La Historia del Premio Nobel en Medicina: Más que una Celebración

Hace años he estado interesado en escribir sobre el Premio Nobel de Medicina. Ahora, a 125 años de su primera entrega, me animo a hacerlo. Siempre me han intrigado los criterios para otorgar los premios, las nacionalidades, las universidades, el sexo y la edad de los galardonados. Espero con este texto empezar a compartir hechos y reflexiones acumuladas. Más que una lista de ganadores, el Nobel es un espejo de la medicina misma: refleja sus tensiones entre saber y poder, entre descubrimiento y reconocimiento, entre la innovación y la celebración, entre la medicina que cura y la que previene. Cada galardón dice tanto sobre el avance médico como sobre las jerarquías que lo sostienen.

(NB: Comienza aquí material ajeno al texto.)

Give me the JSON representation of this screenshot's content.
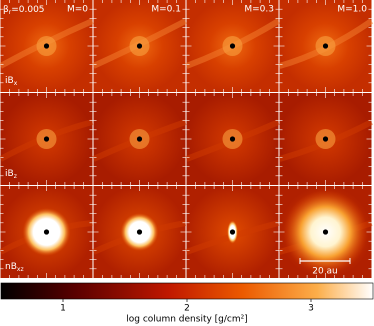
{
  "chart_data": {
    "type": "image-grid",
    "beta_symbol": "β",
    "beta_subscript": "r",
    "beta_value": "=0.005",
    "column_labels": [
      "M=0",
      "M=0.1",
      "M=0.3",
      "M=1.0"
    ],
    "row_labels": [
      {
        "text": "iB",
        "subscript": "x"
      },
      {
        "text": "iB",
        "subscript": "z"
      },
      {
        "text": "nB",
        "subscript": "xz"
      }
    ],
    "scale_bar_label": "20 au",
    "colorbar": {
      "label": "log column density [g/cm²]",
      "xlim": [
        0.5,
        3.5
      ],
      "xticks": [
        1,
        2,
        3
      ]
    }
  }
}
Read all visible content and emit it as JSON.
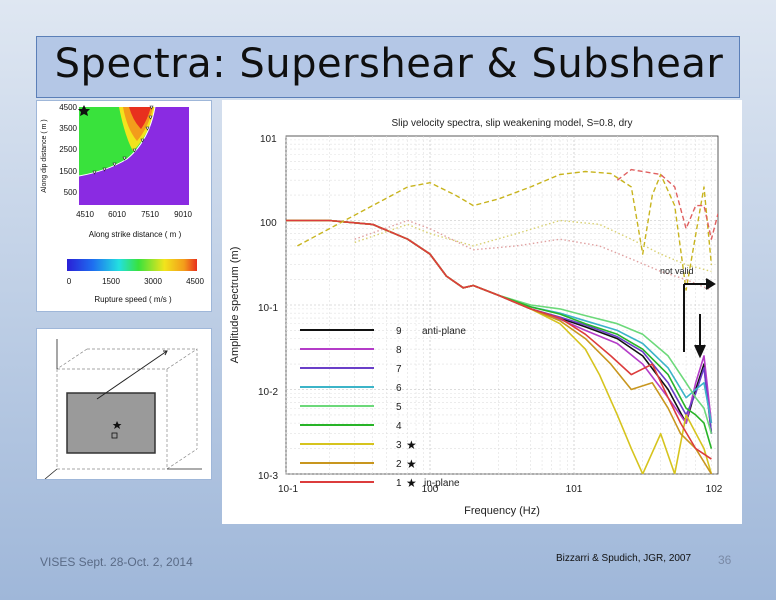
{
  "slide": {
    "title": "Spectra: Supershear & Subshear",
    "footer_left": "VISES Sept. 28-Oct. 2, 2014",
    "footer_right": "Bizzarri & Spudich, JGR, 2007",
    "page_number": "36"
  },
  "inset_map": {
    "ylabel": "Along dip distance ( m )",
    "xlabel": "Along strike distance ( m )",
    "yticks": [
      "4500",
      "3500",
      "2500",
      "1500",
      "500"
    ],
    "xticks": [
      "4510",
      "6010",
      "7510",
      "9010"
    ],
    "colorbar_label": "Rupture speed ( m/s )",
    "colorbar_ticks": [
      "0",
      "1500",
      "3000",
      "4500"
    ],
    "colors": {
      "purple": "#8a2be2",
      "green": "#39e23c",
      "yellow": "#f2e41c",
      "orange": "#f39c1b",
      "red": "#e8301e"
    }
  },
  "chart_data": {
    "type": "line",
    "title": "Slip velocity spectra, slip weakening model, S=0.8, dry",
    "xlabel": "Frequency (Hz)",
    "ylabel": "Amplitude spectrum (m)",
    "xscale": "log",
    "yscale": "log",
    "xlim": [
      0.1,
      100
    ],
    "ylim": [
      0.001,
      10
    ],
    "xtick_labels": [
      "10-1",
      "100",
      "101",
      "102"
    ],
    "ytick_labels": [
      "101",
      "100",
      "10-1",
      "10-2",
      "10-3"
    ],
    "grid": true,
    "annotation": "not valid",
    "legend_location": "lower-left",
    "legend": [
      {
        "label": "9",
        "suffix": "anti-plane",
        "star": false,
        "color": "#111111"
      },
      {
        "label": "8",
        "suffix": "",
        "star": false,
        "color": "#b43cc8"
      },
      {
        "label": "7",
        "suffix": "",
        "star": false,
        "color": "#6a3fc8"
      },
      {
        "label": "6",
        "suffix": "",
        "star": false,
        "color": "#3cb4c8"
      },
      {
        "label": "5",
        "suffix": "",
        "star": false,
        "color": "#6cd97a"
      },
      {
        "label": "4",
        "suffix": "",
        "star": false,
        "color": "#28b428"
      },
      {
        "label": "3",
        "suffix": "",
        "star": true,
        "color": "#d6c41e"
      },
      {
        "label": "2",
        "suffix": "",
        "star": true,
        "color": "#c8961e"
      },
      {
        "label": "1",
        "suffix": "in-plane",
        "star": true,
        "color": "#dc3c3c"
      }
    ],
    "series": [
      {
        "color": "#111111",
        "style": "solid",
        "x": [
          0.1,
          0.2,
          0.4,
          0.7,
          1.0,
          1.3,
          1.7,
          2.0,
          3,
          5,
          8,
          12,
          20,
          30,
          45,
          60,
          70,
          80,
          90
        ],
        "y": [
          1.0,
          1.0,
          0.9,
          0.6,
          0.4,
          0.22,
          0.16,
          0.17,
          0.13,
          0.09,
          0.07,
          0.055,
          0.04,
          0.025,
          0.01,
          0.004,
          0.01,
          0.02,
          0.003
        ]
      },
      {
        "color": "#b43cc8",
        "style": "solid",
        "x": [
          0.1,
          0.2,
          0.4,
          0.7,
          1.0,
          1.3,
          1.7,
          2.0,
          3,
          5,
          8,
          12,
          20,
          30,
          45,
          60,
          70,
          80,
          90
        ],
        "y": [
          1.0,
          1.0,
          0.9,
          0.6,
          0.4,
          0.22,
          0.16,
          0.17,
          0.13,
          0.09,
          0.068,
          0.05,
          0.035,
          0.02,
          0.008,
          0.004,
          0.012,
          0.025,
          0.004
        ]
      },
      {
        "color": "#6a3fc8",
        "style": "solid",
        "x": [
          0.1,
          0.2,
          0.4,
          0.7,
          1.0,
          1.3,
          1.7,
          2.0,
          3,
          5,
          8,
          12,
          20,
          30,
          45,
          60,
          70,
          80,
          90
        ],
        "y": [
          1.0,
          1.0,
          0.9,
          0.6,
          0.4,
          0.22,
          0.16,
          0.17,
          0.13,
          0.09,
          0.072,
          0.058,
          0.042,
          0.028,
          0.012,
          0.005,
          0.009,
          0.018,
          0.003
        ]
      },
      {
        "color": "#3cb4c8",
        "style": "solid",
        "x": [
          0.1,
          0.2,
          0.4,
          0.7,
          1.0,
          1.3,
          1.7,
          2.0,
          3,
          5,
          8,
          12,
          20,
          30,
          45,
          60,
          70,
          80,
          90
        ],
        "y": [
          1.0,
          1.0,
          0.9,
          0.6,
          0.4,
          0.22,
          0.16,
          0.17,
          0.13,
          0.095,
          0.08,
          0.065,
          0.05,
          0.035,
          0.018,
          0.008,
          0.01,
          0.012,
          0.004
        ]
      },
      {
        "color": "#6cd97a",
        "style": "solid",
        "x": [
          0.1,
          0.2,
          0.4,
          0.7,
          1.0,
          1.3,
          1.7,
          2.0,
          3,
          5,
          8,
          12,
          20,
          30,
          45,
          60,
          70,
          80,
          90
        ],
        "y": [
          1.0,
          1.0,
          0.9,
          0.6,
          0.4,
          0.22,
          0.16,
          0.17,
          0.13,
          0.1,
          0.09,
          0.075,
          0.06,
          0.045,
          0.025,
          0.012,
          0.008,
          0.006,
          0.003
        ]
      },
      {
        "color": "#28b428",
        "style": "solid",
        "x": [
          0.1,
          0.2,
          0.4,
          0.7,
          1.0,
          1.3,
          1.7,
          2.0,
          3,
          5,
          8,
          12,
          20,
          30,
          45,
          60,
          70,
          80,
          90
        ],
        "y": [
          1.0,
          1.0,
          0.9,
          0.6,
          0.4,
          0.22,
          0.16,
          0.17,
          0.13,
          0.095,
          0.078,
          0.06,
          0.045,
          0.03,
          0.015,
          0.006,
          0.005,
          0.004,
          0.002
        ]
      },
      {
        "color": "#d6c41e",
        "style": "solid",
        "x": [
          0.1,
          0.2,
          0.4,
          0.7,
          1.0,
          1.3,
          1.7,
          2.0,
          3,
          5,
          8,
          12,
          15,
          20,
          25,
          30,
          40,
          50,
          60,
          80,
          90
        ],
        "y": [
          1.0,
          1.0,
          0.9,
          0.6,
          0.4,
          0.22,
          0.16,
          0.17,
          0.13,
          0.09,
          0.06,
          0.03,
          0.015,
          0.005,
          0.002,
          0.001,
          0.003,
          0.001,
          0.005,
          0.002,
          0.001
        ]
      },
      {
        "color": "#c8961e",
        "style": "solid",
        "x": [
          0.1,
          0.2,
          0.4,
          0.7,
          1.0,
          1.3,
          1.7,
          2.0,
          3,
          5,
          8,
          12,
          18,
          25,
          35,
          45,
          55,
          70,
          90
        ],
        "y": [
          1.0,
          1.0,
          0.9,
          0.6,
          0.4,
          0.22,
          0.16,
          0.17,
          0.13,
          0.09,
          0.065,
          0.04,
          0.02,
          0.01,
          0.012,
          0.006,
          0.003,
          0.002,
          0.001
        ]
      },
      {
        "color": "#dc3c3c",
        "style": "solid",
        "x": [
          0.1,
          0.2,
          0.4,
          0.7,
          1.0,
          1.3,
          1.7,
          2.0,
          3,
          5,
          8,
          12,
          18,
          25,
          35,
          45,
          55,
          70,
          90
        ],
        "y": [
          1.0,
          1.0,
          0.9,
          0.6,
          0.4,
          0.22,
          0.16,
          0.17,
          0.13,
          0.09,
          0.07,
          0.045,
          0.025,
          0.015,
          0.02,
          0.008,
          0.004,
          0.002,
          0.0015
        ]
      },
      {
        "color": "#c8b41e",
        "style": "dashed",
        "x": [
          0.12,
          0.2,
          0.4,
          0.7,
          1.0,
          1.5,
          2.0,
          3,
          5,
          8,
          12,
          18,
          25,
          30,
          35,
          40,
          50,
          60,
          80,
          90
        ],
        "y": [
          0.5,
          0.8,
          1.5,
          2.5,
          2.8,
          2.0,
          1.5,
          1.8,
          2.5,
          3.5,
          3.8,
          3.6,
          2.5,
          0.4,
          2.0,
          3.5,
          1.5,
          0.15,
          2.5,
          0.3
        ]
      },
      {
        "color": "#e06060",
        "style": "dashed",
        "x": [
          20,
          25,
          30,
          40,
          50,
          60,
          70,
          80,
          90,
          100
        ],
        "y": [
          3.0,
          4.0,
          3.8,
          3.5,
          2.5,
          0.8,
          1.5,
          1.5,
          0.6,
          1.2
        ]
      },
      {
        "color": "#e0a0a0",
        "style": "dotted",
        "x": [
          0.3,
          0.7,
          1.0,
          2.0,
          4,
          8,
          15,
          25,
          40,
          60,
          90
        ],
        "y": [
          0.6,
          1.0,
          0.8,
          0.45,
          0.5,
          0.6,
          0.5,
          0.35,
          0.25,
          0.2,
          0.15
        ]
      },
      {
        "color": "#d8d070",
        "style": "dotted",
        "x": [
          0.3,
          0.7,
          1.0,
          2.0,
          4,
          8,
          15,
          25,
          40,
          60,
          90
        ],
        "y": [
          0.55,
          0.9,
          0.7,
          0.5,
          0.7,
          1.0,
          0.9,
          0.6,
          0.4,
          0.3,
          0.25
        ]
      }
    ]
  }
}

La medalla del Nobel, de oro reciclado de 18 quilates y con un peso cercano a 175 gramos, tiene un valor material alrededor de 12 mil dólares, pero un significado de largo aliento, condensa el mito del mérito. Además del honor, el premio está dotado con 11 millones de coronas suecas —alrededor de 1.17 millones de dólares—, cantidad que se reparte, cuando más de una persona es galardonada. Pero su verdadero valor no está en el oro ni en el dinero, sino en el capital simbólico que otorga: prestigio vitalicio, invitaciones aseguradas con gastos pagados y autoridad para hablar en nombre de la ciencia en donde se pare. El Nobel distingue y transfigura. Convierte a sus ganadores en figuras tutelares del conocimiento médico contemporáneo.

Según el sitio oficial de la Fundación Nobel (2025), el Premio de Medicina ha sido otorgado 116 veces a 232 personas. Solo 14 han sido mujeres. En promedio la edad de los premiados es de 56 años. El más joven fue el canadiense Frederick G. Banting, en 1923, con 31 años, por su descubrimiento de la insulina; el mayor, el estadounidense Peyton Rous, que recibió el galardón en 1966, a los 87, por describir el virus causante del sarcoma. Entre ambos se dibuja el arco temporal de la ciencia moderna: de la intuición precoz a la confirmación tardía.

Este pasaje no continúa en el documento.